Improved mole ratio method by dual-wavelength spectrophotometry

Abstract

An improved mole ratio method for the dual-wavelength spectrophotometric determination of the equilibrium concentration of a chromogenic ligand L in an aqueous binary system is proposed. Techniques involving the k factor and isoabsorbance points can be used to mask instrumentally the absorbance of the product formed. By varying x, the concentration of the metal ion M, and fixing y, that of L, added in excess to ensure virtual completion of the reaction under study, a set of A_L values, the absorbance of free L, can be measured under conditions free from any side reaction. As A_L=ε_Ll(y – xn/m), where ε is the molar absorptivity, l is the optical pathlength and n/m is the mole ratio of M and L in the reaction product M_mL_n, a linear graph can be plotted with A_L as the ordinate and x as the abscissa. By extrapolation it intersects the abscissa at x₀(x=x₀ when A_L= 0). Once x₀ has been found, the mole ratio n/m can be readily obtained from the above equation as y is known and A_L= 0. This is an absolute method.
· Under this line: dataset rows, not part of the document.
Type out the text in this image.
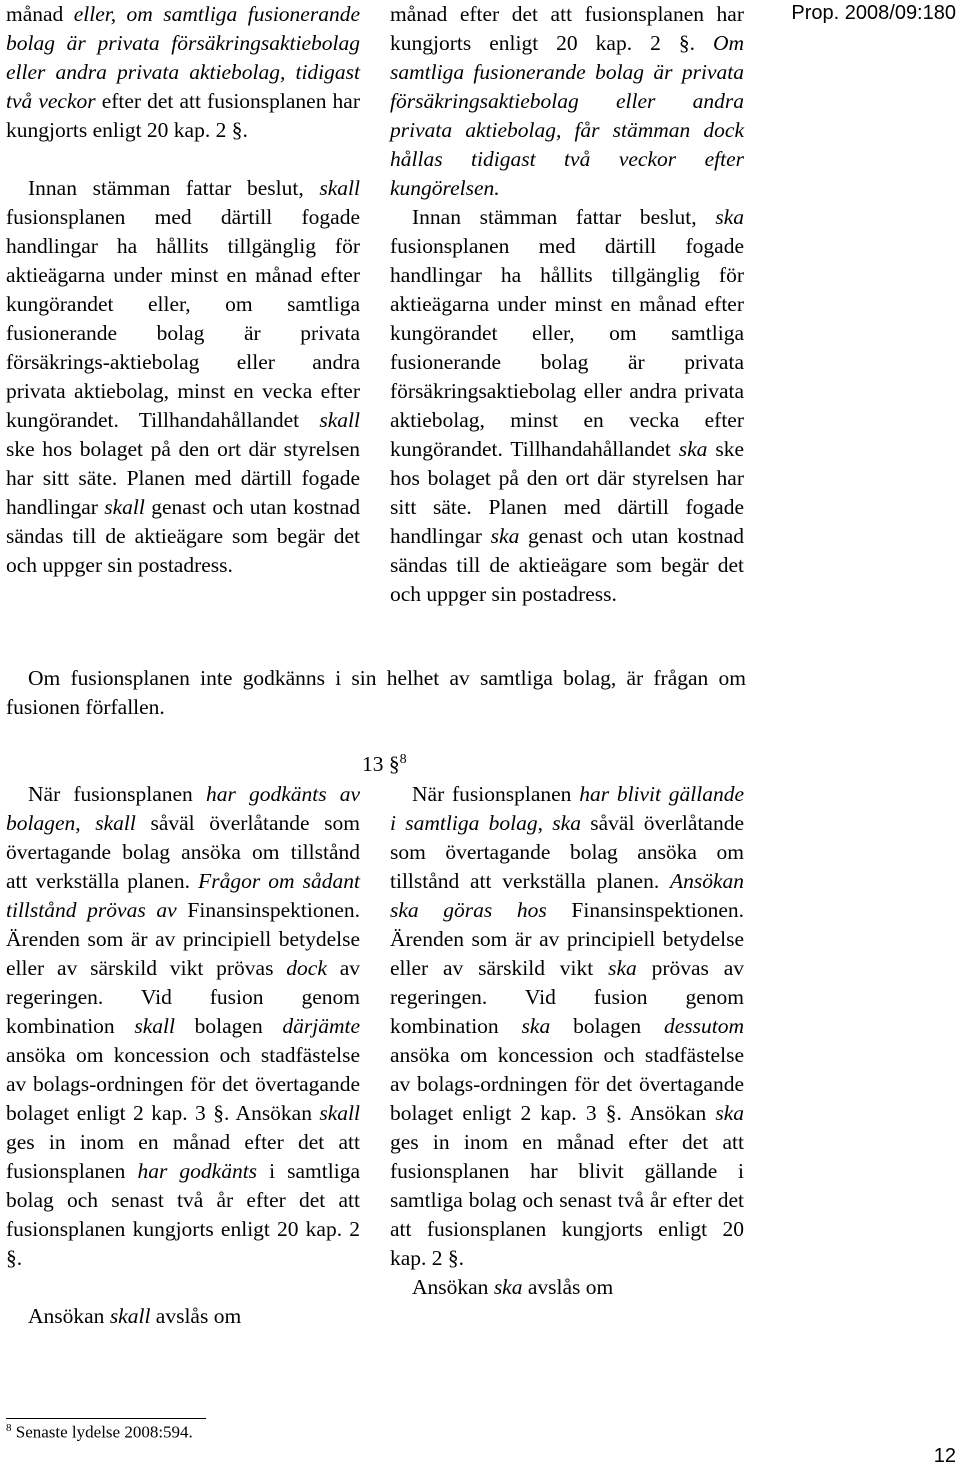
Prop. 2008/09:180

månad eller, om samtliga fusionerande bolag är privata försäkringsaktiebolag eller andra privata aktiebolag, tidigast två veckor efter det att fusionsplanen har kungjorts enligt 20 kap. 2 §.

Innan stämman fattar beslut, skall fusionsplanen med därtill fogade handlingar ha hållits tillgänglig för aktieägarna under minst en månad efter kungörandet eller, om samtliga fusionerande bolag är privata försäkrings-aktiebolag eller andra privata aktiebolag, minst en vecka efter kungörandet. Tillhandahållandet skall ske hos bolaget på den ort där styrelsen har sitt säte. Planen med därtill fogade handlingar skall genast och utan kostnad sändas till de aktieägare som begär det och uppger sin postadress.

månad efter det att fusionsplanen har kungjorts enligt 20 kap. 2 §. Om samtliga fusionerande bolag är privata försäkringsaktiebolag eller andra privata aktiebolag, får stämman dock hållas tidigast två veckor efter kungörelsen.

Innan stämman fattar beslut, ska fusionsplanen med därtill fogade handlingar ha hållits tillgänglig för aktieägarna under minst en månad efter kungörandet eller, om samtliga fusionerande bolag är privata försäkringsaktiebolag eller andra privata aktiebolag, minst en vecka efter kungörandet. Tillhandahållandet ska ske hos bolaget på den ort där styrelsen har sitt säte. Planen med därtill fogade handlingar ska genast och utan kostnad sändas till de aktieägare som begär det och uppger sin postadress.

Om fusionsplanen inte godkänns i sin helhet av samtliga bolag, är frågan om fusionen förfallen.
13 §$^8$

När fusionsplanen har godkänts av bolagen, skall såväl överlåtande som övertagande bolag ansöka om tillstånd att verkställa planen. Frågor om sådant tillstånd prövas av Finansinspektionen. Ärenden som är av principiell betydelse eller av särskild vikt prövas dock av regeringen. Vid fusion genom kombination skall bolagen därjämte ansöka om koncession och stadfästelse av bolags-ordningen för det övertagande bolaget enligt 2 kap. 3 §. Ansökan skall ges in inom en månad efter det att fusionsplanen har godkänts i samtliga bolag och senast två år efter det att fusionsplanen kungjorts enligt 20 kap. 2 §.

Ansökan skall avslås om

När fusionsplanen har blivit gällande i samtliga bolag, ska såväl överlåtande som övertagande bolag ansöka om tillstånd att verkställa planen. Ansökan ska göras hos Finansinspektionen. Ärenden som är av principiell betydelse eller av särskild vikt ska prövas av regeringen. Vid fusion genom kombination ska bolagen dessutom ansöka om koncession och stadfästelse av bolags-ordningen för det övertagande bolaget enligt 2 kap. 3 §. Ansökan ska ges in inom en månad efter det att fusionsplanen har blivit gällande i samtliga bolag och senast två år efter det att fusionsplanen kungjorts enligt 20 kap. 2 §.

Ansökan ska avslås om

$^8$ Senaste lydelse 2008:594.
12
Its special features are as follows. (1) A linear plot gives more reliable results. (2) Dispensation with the use of a reference solution ensures a precise correction for any concomitant interfering absorbance possibly present in the same solution. (3) It is feasible to determine A_L, one of the two interdependent variables of absorption under the specified conditions, hence it is applicable also to systems in which the absorption spectra of L and M_mL_n cross or overlap each other.